John Smith wins the Jarman Award

Dazed speaks to the avant garde filmmaker and winner of this year's Film London Jarman Award

Last week, artist-director John Smith won the 2013 Film London Jarman Award, which commemorates Derek Jarman and honours filmmakers making work in the "spirit of experimentation and imagination" that was so fundamental to Jarman's work. Smith will receive a £10,000 cash prize and a film commission for Channel 4’s short-form arts strand, Random Acts. 

The artist has been working since the 1970s and was selected from a shortlist of 10 that featured Ed Atkins, Rachel Maclean and Emma Hart for his exceptional body of work. Over a forty-year career, Smith has produced over 50 film, video and installation works, and in the process making a vital contribution to moving image practice both nationally and internationally.

His most recent film, Dad's Stick, was in the body of work submitted for the Jarman Award – it's a touching, oblique potrait of the artist's father, as embodied through the display of three well-used objects that were shown to Smith before his father died. It also won the ARTE Prize for European Short Film, Oberhausen International Short Film Festival, Germany and the Jean Vigo Prize for Best Director, Punto De Vista International Film Festival, Spain.

Dazed Digital speaks to the avant-garde filmmaker about Dad's Stick and his recent win. 

Dazed Digital: Congratulations on winning the Jarman Award! You mentioned in your acceptance speech that you were quite surprised by the nod – why?

John Smith: I’ve been teaching for a long time and my work is shown in lots of art schools, so I’m sure lots of young people who went for the award had seen my work. So it’s a slightly strange feeling! But at the same time I guess when I was their age, there weren’t any awards like this so I never had the opportunity to go for them. I was slightly apprehensive about going for the award because of that – in some ways I kind of didn’t want to compete with younger artists, but I didn’t think for a minute I would actually win. I just thought it was interesting and a good opportunity to show some new work. 

DD: Tell us about the piece you submitted for the Jarman Award.

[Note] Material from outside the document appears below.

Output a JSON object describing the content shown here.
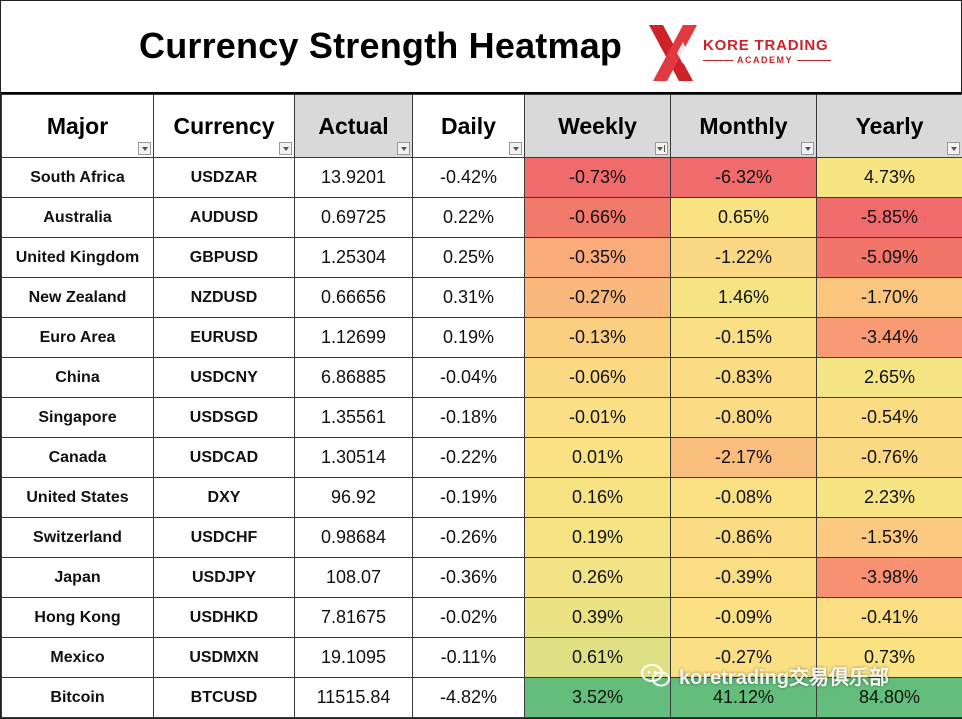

John Smith: Shortly before my father died, I went to see him one day and he said “Oh you might be interested in this.” Throughout his life he had painted and decorated the houses his family lived in, always using the same stick to stir his paint. He had cut off the end of this stick, revealing all the different coloured layers that had accumulated over the years. I could recognise things from a very long time ago – there was this kind of tangerine orange that was the colour our hallway was painted when I was about 12. It was about 40 years of history. After he died, I thought, “I really have to make a piece of work which somehow has to do with my father.” In 2012, I got asked to do a short film commission for Frieze and it was three months till it had to be finished. I didn’t have that many ideas and I thought, ‘What the fuck am I gonna do?’ Then I remembered the stick. 

I ended up making a film, which uses printed captions together with images, so the printed captions leave a lot open in terms of how you read the tone of what’s being said. It’s something quite loaded but they’re presented in a quiet neutral way. It’s not emotional. There is no voice telling you how painful it was or how great it was.

DD: You’ve been making films for over 40 years – what are the biggest changes you’ve seen in the medium?

John Smith: It depends who you’re talking to. On a cynical level, one could say that film has become much more acknowledged within the art world because they’ve found a way to commodify it. I think one reason it was invisible for a long time was because it wasn’t valuable as an object –then the world realised it could make a limited edition of five DVDs and sell it for lots of money.

DD: How has your art evolved over the years?

John Smith: It’s really important to me that you are looking at something which is constructed. I don’t make work that draws you in an imaginary world like commercial cinema does. But my work has also changed enormously because of changes in technology. I made 16mm films until the late 1990s, I never made anything in video because video looked like crap. I was interested in the aesthetic of the image. But all of a sudden you could get portable high-quality camcorders that could shoot videos and record sound at the same time. I also really believe in the spirit of Derek: in order to make work you don’t need an enormous budget to make enormous ideas.